J’ouvre la bouche et répond «I don’t want to have breakfast. Please let me stay in bed, I would like to sleep more.» Mais non! Ce n’est pas moi qui a dit ça, ce n’est pas ce que je pense! Ce n’est pas vrai, je veux aller prendre le petit déjeuner avec toi! La jeune asiatique regarde vers le sol, l’air déçue. J’ai envie de crier, pleurer, lui dire ce que je pense. Rien ne sort de ma bouche. Elle relève les yeux, me regarde directement. «I know that I’m ready to move on.»

Non! Ne t’en vas pas! Je suis cloué au lit, alors qu’elle quitte la pièce. Je veux mourir. J’ai la nausée..Tout se met à tourner, la pièce s’assombrit. Je vais être malade. Je me penche sur le côté du lit.

Consterné, je regarde mon vomi sur le sol. Une mer multicolore et confuse, qui ne sait pas trop ce qu’elle a digéré de travers. Ivona me caresse la tête. J’ai trop bu après le travail et j’ai fait un mauvais rêve. Un autre jour emporté par une de mes rêveries qui pourrait me coûter un jour mon emploi. Ce n’est pas grave, me dit-elle, patiente. Elle se lève, va chercher le nécessaire pour nettoyer mon dégât. Je suis chanceux d’avoir une copine si gentille, si aidante. Tout le monde me le dit. «Tu as fait un bon choix! Ivona est splendide!» D’ailleurs, je suis quelqu’un de très chanceux en général. Une copine qui fait tant de jaloux, un emploi prestigieux, un appartement à faire rêver. Pas que tout cela soit tombé du ciel, j’ai travaillé fort, je le mérite, non? Bien sûr, je n’ai jamais eu de drame dans ma vie, je vous l’accorde… Mais prenez mon appartement: s’il est si joli, c’est parce que ma copine et moi avons soigneusement choisi tous les meubles et les objets décoratifs qu’on y retrouve. Tout le monde nous complimente sur cette réussite. Vraiment, je considère que j’ai une vie parfaite. Et pourtant…
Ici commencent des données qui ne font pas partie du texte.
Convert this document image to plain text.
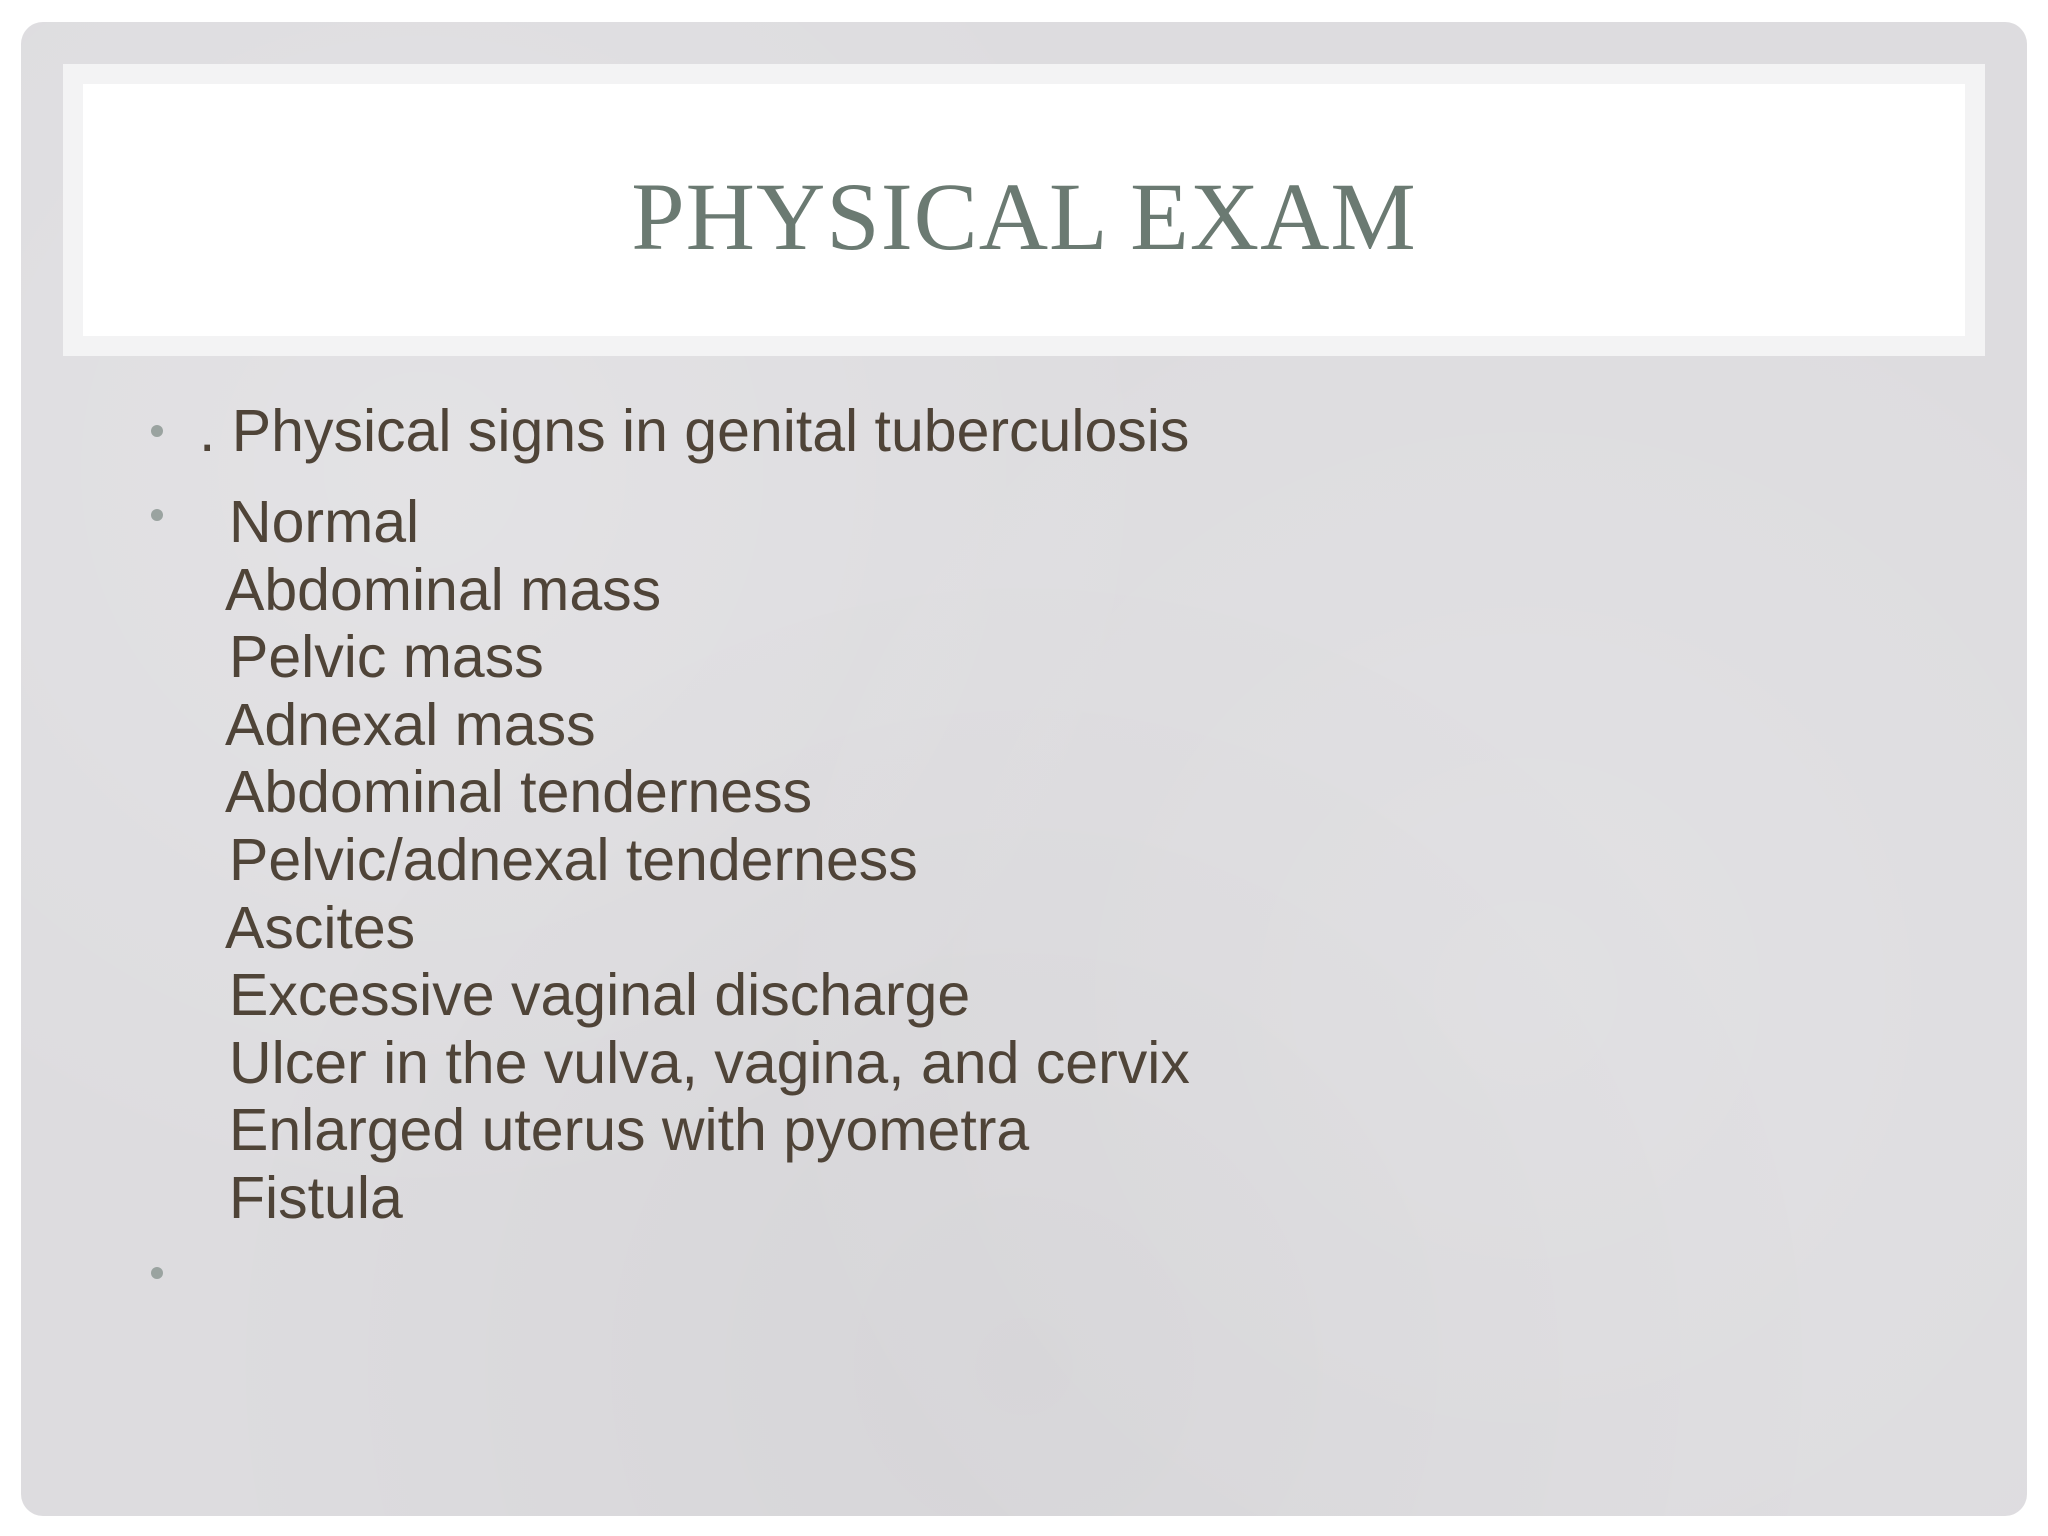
PHYSICAL EXAM
. Physical signs in genital tuberculosis
Normal
Abdominal mass
Pelvic mass
Adnexal mass
Abdominal tenderness
Pelvic/adnexal tenderness
Ascites
Excessive vaginal discharge
Ulcer in the vulva, vagina, and cervix
Enlarged uterus with pyometra
Fistula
Ding Dong. On sonne à la porte. Mais qui est assez cinglé pour nous déranger à cette heure-là? Ivona est encore partie, mais je ne l’entends pas aller vers la porte. Je me surprends moi-même, alors que je me lève et me dirige vers le corridor, mes vêtements encore souillés et l’haleine nauséabonde. À travers la vitre matte et dans la noirceur de la nuit, je n’arrive pas à voir de qui il s’agit. J’aboutis au fond du couloir. Et j’ouvre la porte. Il y a sur le seuil un petit arbuste peuplé de fleurs jaunes.

Je souris. Enfin. Le voici le moment. Je l’ai retrouvé. Je franchis le cadre de la porte, avance lentement sur le balcon. Un voisin qui s’adonne à être là me regarde d’un air éberlué: mais que fais-tu? Ivona est maintenant derrière moi. Elle n’y comprend rien, ne me reconnaît plus. Tout le monde semble me dire que non, je ne devrais pas, que je suis complètement fou, que je me suis perdu. Mais pris d’un courage qui m’a manqué toute ma vie, je saute dans le vide, et je m’envole, pour la première et la dernière fois.